L'Iran connaît l'une des coupures d'internet les plus graves de son histoire, laissant 92 millions de citoyens largement déconnectés des services internet nationaux et internationaux, et subissant des perturbations des services de téléphonie et de messagerie texte. Le gouvernement iranien a initié cette coupure le 8 janvier, ostensiblement pour réprimer la dissidence et empêcher l'observation internationale de sa répression contre les manifestants, selon des informations.
Le ministre iranien des Affaires étrangères, Abbas Araghchi, a déclaré que l'internet avait été coupé en réponse à ce qu'il a qualifié d'"opérations terroristes" dirigées de l'extérieur. Le gouvernement n'a pas fourni de calendrier pour le rétablissement des services internet, mais des indications suggèrent une évolution potentielle vers des restrictions permanentes. Le 15 janvier, IranWire a rapporté que la porte-parole du gouvernement, Fatemeh Mohajerani, avait informé les journalistes que l'accès au web international resterait indisponible au moins jusqu'au Nouvel An iranien, fin mars.
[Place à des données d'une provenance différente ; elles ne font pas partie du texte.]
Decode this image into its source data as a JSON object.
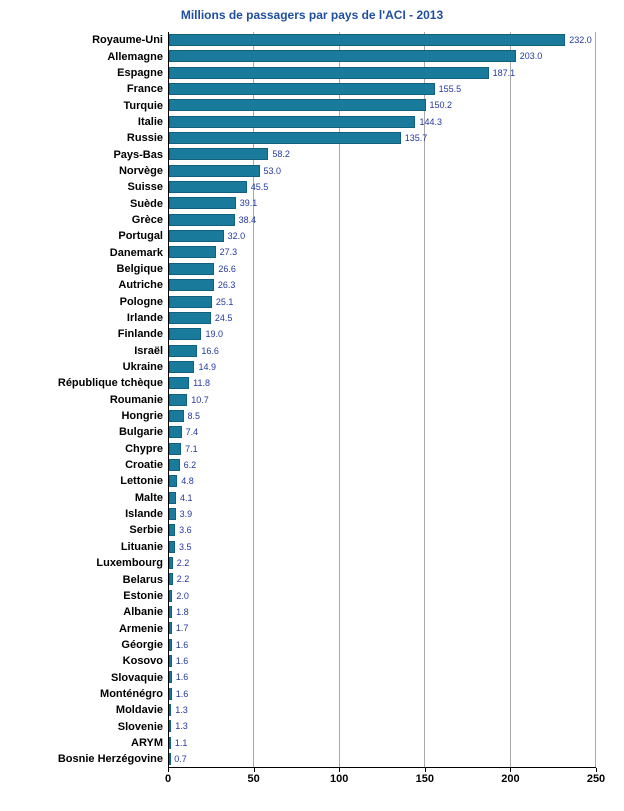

Cette perturbation prolongée suscite des inquiétudes quant à un "isolement numérique extrême" pour les citoyens iraniens, selon les observateurs de la liberté de l'internet. FilterWatch estime que le gouvernement accélère la mise en œuvre de nouveaux systèmes et réglementations conçus pour couper la connexion de l'Iran à l'internet mondial. Ces systèmes impliquent probablement des technologies de filtrage et de surveillance améliorées, créant potentiellement un "splinternet" où l'Iran exploite un réseau national largement autonome.
Les implications techniques d'une telle décision sont importantes. Elle nécessiterait le développement et le déploiement d'un intranet national robuste, comprenant des alternatives nationales aux plateformes et services internationaux populaires. Cela pourrait impliquer un investissement substantiel dans l'infrastructure de serveurs locaux, les réseaux de diffusion de contenu (CDN) et les mesures de cybersécurité. En outre, elle nécessite la création d'une autorité de certification (CA) racine nationale pour valider les certificats numériques au sein du réseau iranien, contournant ainsi le système mondial de CA.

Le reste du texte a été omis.